1 X MACRO IMAGE = 3.6X (*2.2X if full frame image)

I changed lenses, and adjusted the macro lens to the "1X" setting and focused. The big question is what does "1X" actually mean? I opened the gross image in GIMP, and measured the diagonal length of the white feature in pixels. It came out to be 23. I then opened the 1X image in GIMP and made the same measurement. It was 82. I assume that means that the magnification of "1X" is actually 3.6X, so that's what I'm going to call it. I did the same with each of the other images. The red outline on the image on the left shows the actual area covered by the various macro images. Note: In 2014 I changed to a full frame camera. This reduced the magnifications. If the link under the image contains a (*) after the magnification, such as "1X*," use the magnification in the parenthesis.

2X MACRO IMAGE = 6.6X (*4.1X if full frame image)


3X MACRO IMAGE = 9.2X (*5.7X if full frame image)


4X MACRO IMAGE = 12.8X (*7.9X if full frame image)


5X MACRO IMAGE = 16.4X (*10.2X if full frame image)

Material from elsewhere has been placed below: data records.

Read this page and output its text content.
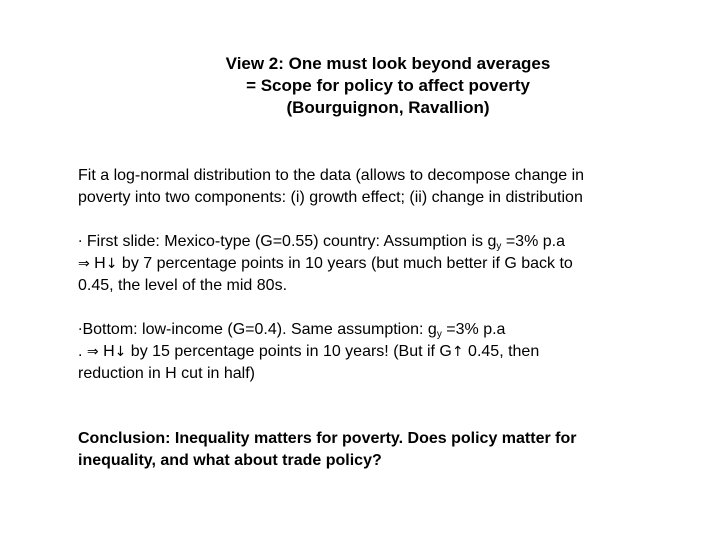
View 2: One must look beyond averages
= Scope for policy to affect poverty
(Bourguignon, Ravallion)
Fit a log-normal distribution to the data (allows to decompose change in
poverty into two components: (i) growth effect; (ii) change in distribution
· First slide: Mexico-type (G=0.55) country: Assumption is $g_y =3\%$ p.a
⇒ H↓ by 7 percentage points in 10 years (but much better if G back to
0.45, the level of the mid 80s.
·Bottom: low-income (G=0.4). Same assumption: $g_y =3\%$ p.a
. ⇒ H↓ by 15 percentage points in 10 years! (But if G↑ 0.45, then
reduction in H cut in half)
Conclusion: Inequality matters for poverty. Does policy matter for
inequality, and what about trade policy?
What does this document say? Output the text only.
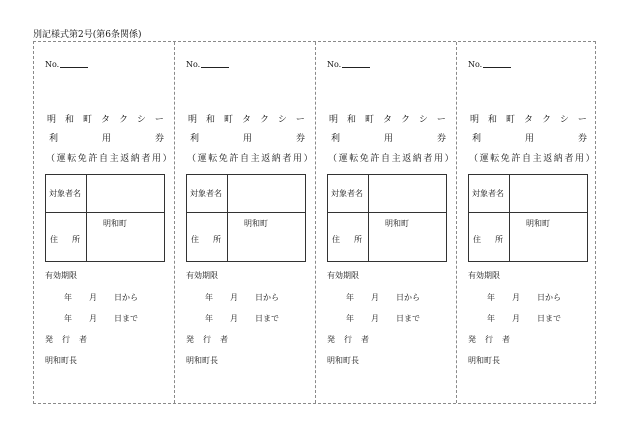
別記様式第2号(第6条関係)
No.
明 和 町 タ ク シ ー
利	用	券
（運転免許自主返納者用）
対象者名
住 所
明和町
有効期限
年 月 日から
年 月 日まで
発 行 者
明和町長
No.
明 和 町 タ ク シ ー
利	用	券
（運転免許自主返納者用）
対象者名
住 所
明和町
有効期限
年 月 日から
年 月 日まで
発 行 者
明和町長
No.
明 和 町 タ ク シ ー
利	用	券
（運転免許自主返納者用）
対象者名
住 所
明和町
有効期限
年 月 日から
年 月 日まで
発 行 者
明和町長
No.
明 和 町 タ ク シ ー
利	用	券
（運転免許自主返納者用）
対象者名
住 所
明和町
有効期限
年 月 日から
年 月 日まで
発 行 者
明和町長
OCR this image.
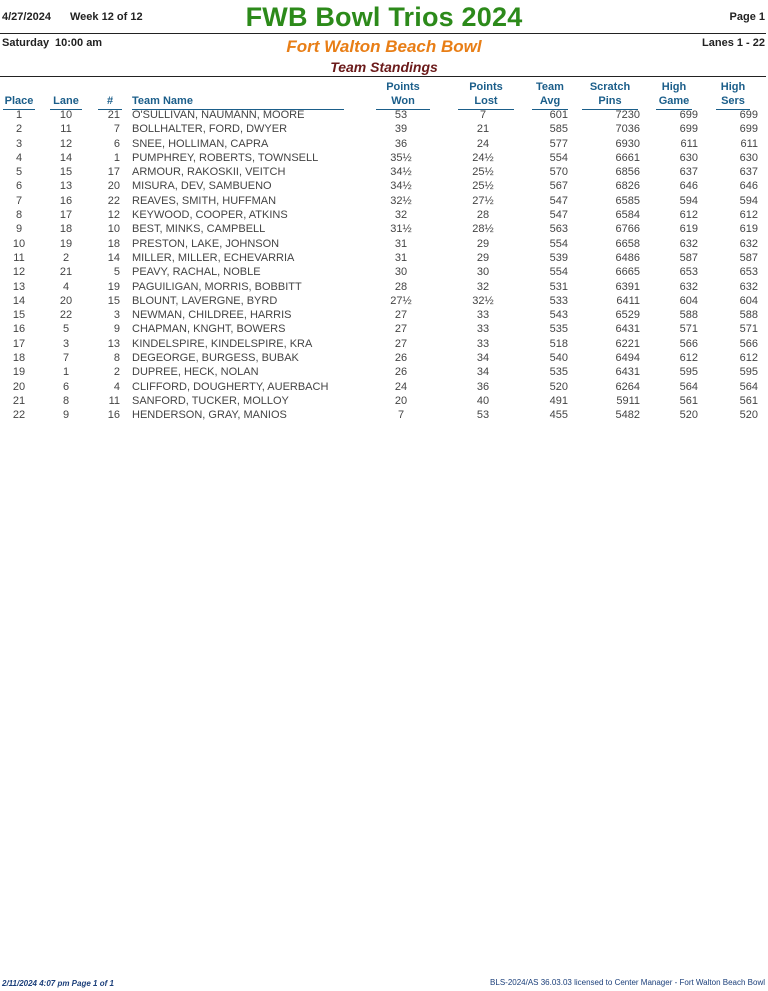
4/27/2024 Week 12 of 12	FWB Bowl Trios 2024	Page 1
Saturday 10:00 am	Fort Walton Beach Bowl	Lanes 1 - 22
Team Standings
Place Lane	#	Team Name
Points

Won
Points

Lost
Team

Avg
Scratch

Pins
High

Game
High

Sers
1	10	21 O'SULLIVAN, NAUMANN, MOORE	53	7	601	7230	699	699
2	11	7 BOLLHALTER, FORD, DWYER	39	21	585	7036	699	699
3	12	6 SNEE, HOLLIMAN, CAPRA	36	24	577	6930	611	611
4	14	1 PUMPHREY, ROBERTS, TOWNSELL	35½	24½	554	6661	630	630
5	15	17 ARMOUR, RAKOSKII, VEITCH	34½	25½	570	6856	637	637
6	13	20 MISURA, DEV, SAMBUENO	34½	25½	567	6826	646	646
7	16	22 REAVES, SMITH, HUFFMAN	32½	27½	547	6585	594	594
8	17	12 KEYWOOD, COOPER, ATKINS	32	28	547	6584	612	612
9	18	10 BEST, MINKS, CAMPBELL	31½	28½	563	6766	619	619
10	19	18 PRESTON, LAKE, JOHNSON	31	29	554	6658	632	632
11	2	14 MILLER, MILLER, ECHEVARRIA	31	29	539	6486	587	587
12	21	5 PEAVY, RACHAL, NOBLE	30	30	554	6665	653	653
13	4	19 PAGUILIGAN, MORRIS, BOBBITT	28	32	531	6391	632	632
14	20	15 BLOUNT, LAVERGNE, BYRD	27½	32½	533	6411	604	604
15	22	3 NEWMAN, CHILDREE, HARRIS	27	33	543	6529	588	588
16	5	9 CHAPMAN, KNGHT, BOWERS	27	33	535	6431	571	571
17	3	13 KINDELSPIRE, KINDELSPIRE, KRA	27	33	518	6221	566	566
18	7	8 DEGEORGE, BURGESS, BUBAK	26	34	540	6494	612	612
19	1	2 DUPREE, HECK, NOLAN	26	34	535	6431	595	595
20	6	4 CLIFFORD, DOUGHERTY, AUERBACH	24	36	520	6264	564	564
21	8	11 SANFORD, TUCKER, MOLLOY	20	40	491	5911	561	561
22	9	16 HENDERSON, GRAY, MANIOS	7	53	455	5482	520	520
2/11/2024 4:07 pm Page 1 of 1	BLS-2024/AS 36.03.03 licensed to Center Manager - Fort Walton Beach Bowl
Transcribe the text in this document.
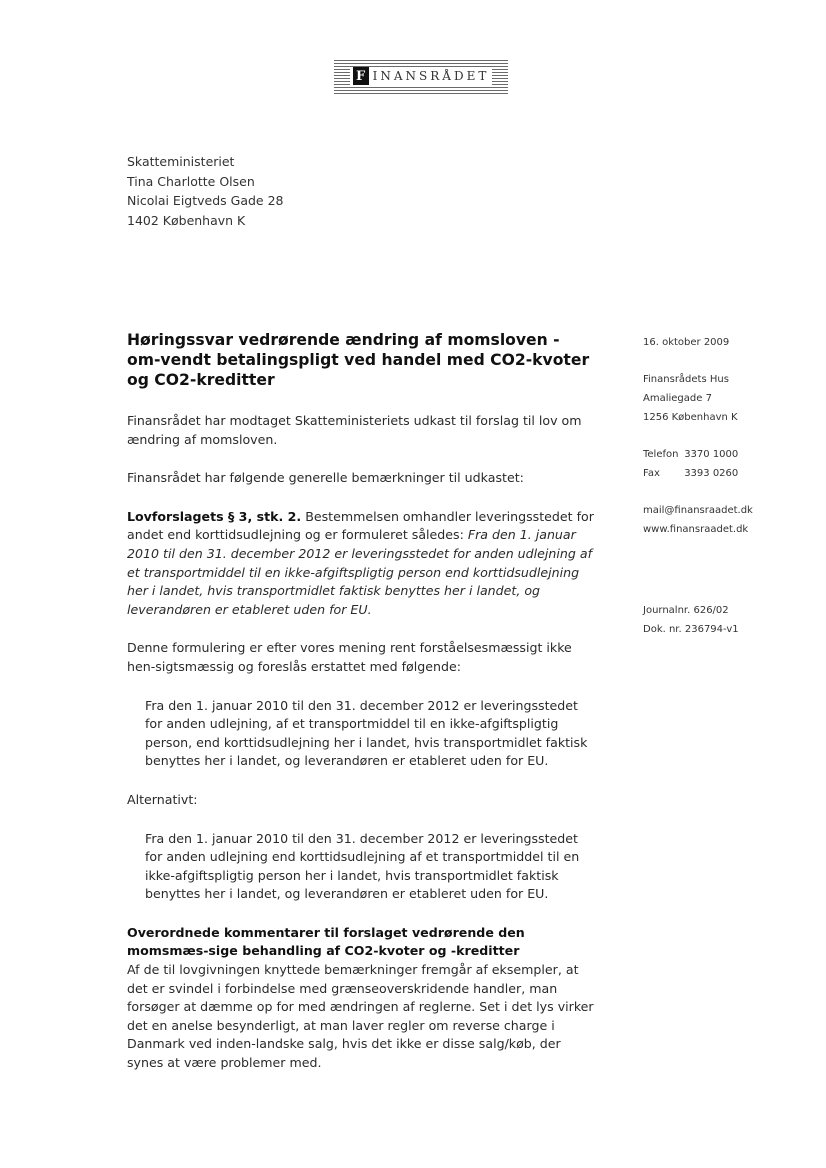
F INANSRÅDET
Skatteministeriet
Tina Charlotte Olsen
Nicolai Eigtveds Gade 28
1402 København K
Høringssvar vedrørende ændring af momsloven - om-vendt betalingspligt ved handel med CO2-kvoter og CO2-kreditter

Finansrådet har modtaget Skatteministeriets udkast til forslag til lov om ændring af momsloven.

Finansrådet har følgende generelle bemærkninger til udkastet:

Lovforslagets § 3, stk. 2. Bestemmelsen omhandler leveringsstedet for andet end korttidsudlejning og er formuleret således: Fra den 1. januar 2010 til den 31. december 2012 er leveringsstedet for anden udlejning af et transportmiddel til en ikke-afgiftspligtig person end korttidsudlejning her i landet, hvis transportmidlet faktisk benyttes her i landet, og leverandøren er etableret uden for EU.

Denne formulering er efter vores mening rent forståelsesmæssigt ikke hen-sigtsmæssig og foreslås erstattet med følgende:

Fra den 1. januar 2010 til den 31. december 2012 er leveringsstedet for anden udlejning, af et transportmiddel til en ikke-afgiftspligtig person, end korttidsudlejning her i landet, hvis transportmidlet faktisk benyttes her i landet, og leverandøren er etableret uden for EU.
Alternativt:
Fra den 1. januar 2010 til den 31. december 2012 er leveringsstedet for anden udlejning end korttidsudlejning af et transportmiddel til en ikke-afgiftspligtig person her i landet, hvis transportmidlet faktisk benyttes her i landet, og leverandøren er etableret uden for EU.
Overordnede kommentarer til forslaget vedrørende den momsmæs-sige behandling af CO2-kvoter og -kreditter
Af de til lovgivningen knyttede bemærkninger fremgår af eksempler, at det er svindel i forbindelse med grænseoverskridende handler, man forsøger at dæmme op for med ændringen af reglerne. Set i det lys virker det en anelse besynderligt, at man laver regler om reverse charge i Danmark ved inden-landske salg, hvis det ikke er disse salg/køb, der synes at være problemer med.
16. oktober 2009
Finansrådets Hus
Amaliegade 7
1256 København K
Telefon 3370 1000
Fax 3393 0260
mail@finansraadet.dk
www.finansraadet.dk
Journalnr. 626/02
Dok. nr. 236794-v1
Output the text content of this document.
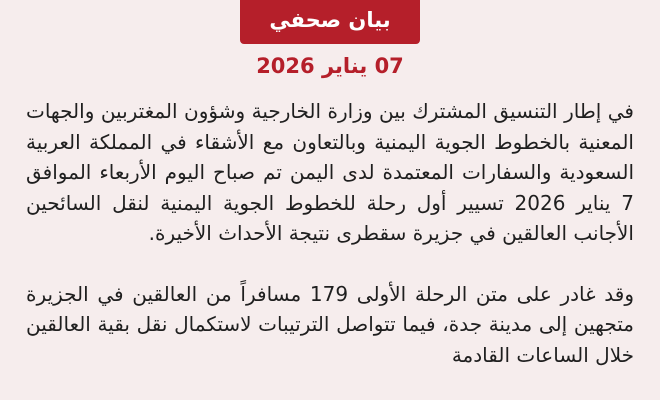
بيان صحفي
07 يناير 2026

في إطار التنسيق المشترك بين وزارة الخارجية وشؤون المغتربين والجهات المعنية بالخطوط الجوية اليمنية وبالتعاون مع الأشقاء في المملكة العربية السعودية والسفارات المعتمدة لدى اليمن تم صباح اليوم الأربعاء الموافق 7 يناير 2026 تسيير أول رحلة للخطوط الجوية اليمنية لنقل السائحين الأجانب العالقين في جزيرة سقطرى نتيجة الأحداث الأخيرة.

وقد غادر على متن الرحلة الأولى 179 مسافراً من العالقين في الجزيرة متجهين إلى مدينة جدة، فيما تتواصل الترتيبات لاستكمال نقل بقية العالقين خلال الساعات القادمة
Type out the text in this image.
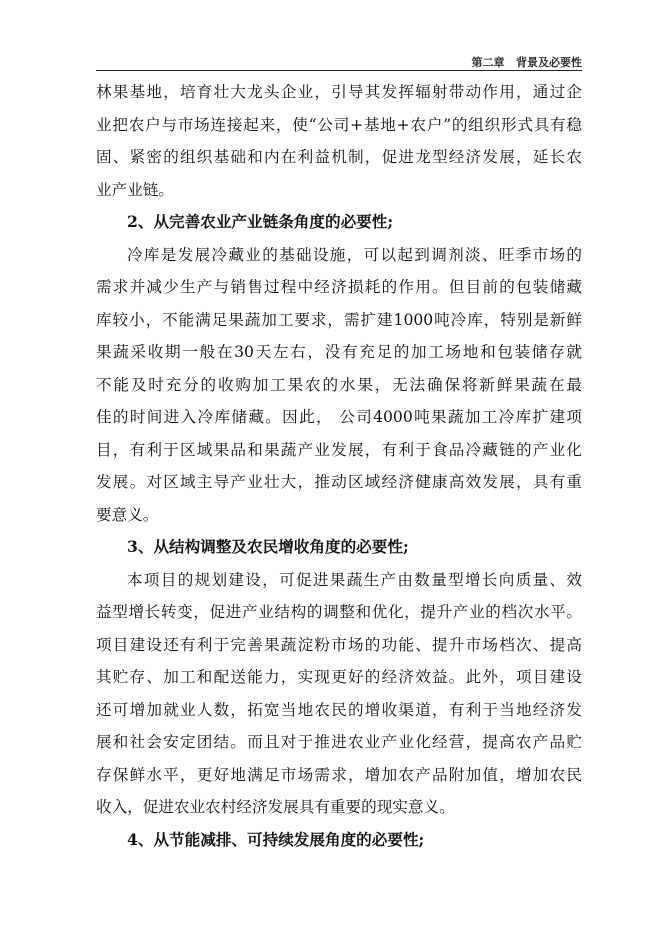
第二章 背景及必要性
林果基地，培育壮大龙头企业，引导其发挥辐射带动作用，通过企
业把农户与市场连接起来，使“公司+基地+农户”的组织形式具有稳
固、紧密的组织基础和内在利益机制，促进龙型经济发展，延长农
业产业链。
2、从完善农业产业链条角度的必要性;
冷库是发展冷藏业的基础设施，可以起到调剂淡、旺季市场的
需求并减少生产与销售过程中经济损耗的作用。但目前的包装储藏
库较小，不能满足果蔬加工要求，需扩建1000吨冷库，特别是新鲜
果蔬采收期一般在30天左右，没有充足的加工场地和包装储存就
不能及时充分的收购加工果农的水果，无法确保将新鲜果蔬在最
佳的时间进入冷库储藏。因此， 公司4000吨果蔬加工冷库扩建项
目，有利于区域果品和果蔬产业发展，有利于食品冷藏链的产业化
发展。对区域主导产业壮大，推动区域经济健康高效发展，具有重
要意义。
3、从结构调整及农民增收角度的必要性;
本项目的规划建设，可促进果蔬生产由数量型增长向质量、效
益型增长转变，促进产业结构的调整和优化，提升产业的档次水平。
项目建设还有利于完善果蔬淀粉市场的功能、提升市场档次、提高
其贮存、加工和配送能力，实现更好的经济效益。此外，项目建设
还可增加就业人数，拓宽当地农民的增收渠道，有利于当地经济发
展和社会安定团结。而且对于推进农业产业化经营，提高农产品贮
存保鲜水平，更好地满足市场需求，增加农产品附加值，增加农民
收入，促进农业农村经济发展具有重要的现实意义。
4、从节能减排、可持续发展角度的必要性;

The macro image is taken with a truly unique macro lens. It is very primitive. You set the magnification and then focus by moving the lens back and forth! At 3X the depth of field is less than 1mm! That means that everything must be in perfect alignment, or some part of the image will be out of focus. The sand must be flat, the camera must be perpendicular to the base. This is a challenge! Originally I tried to do this using a tripod and a table. That was a disaster. Finally, I managed to get an excellent copy stand from a friend, and now the work is relatively simple. All of samples will be photographed at the same magnification from the same height. I've also included a red line scale in each image that shows the scale size of a millimeter. I took a picture of a metric ruler at the same elevation as the sand. The red line is the result. If the grains of sand are too large for a 3X magnification, I'll use something smaller.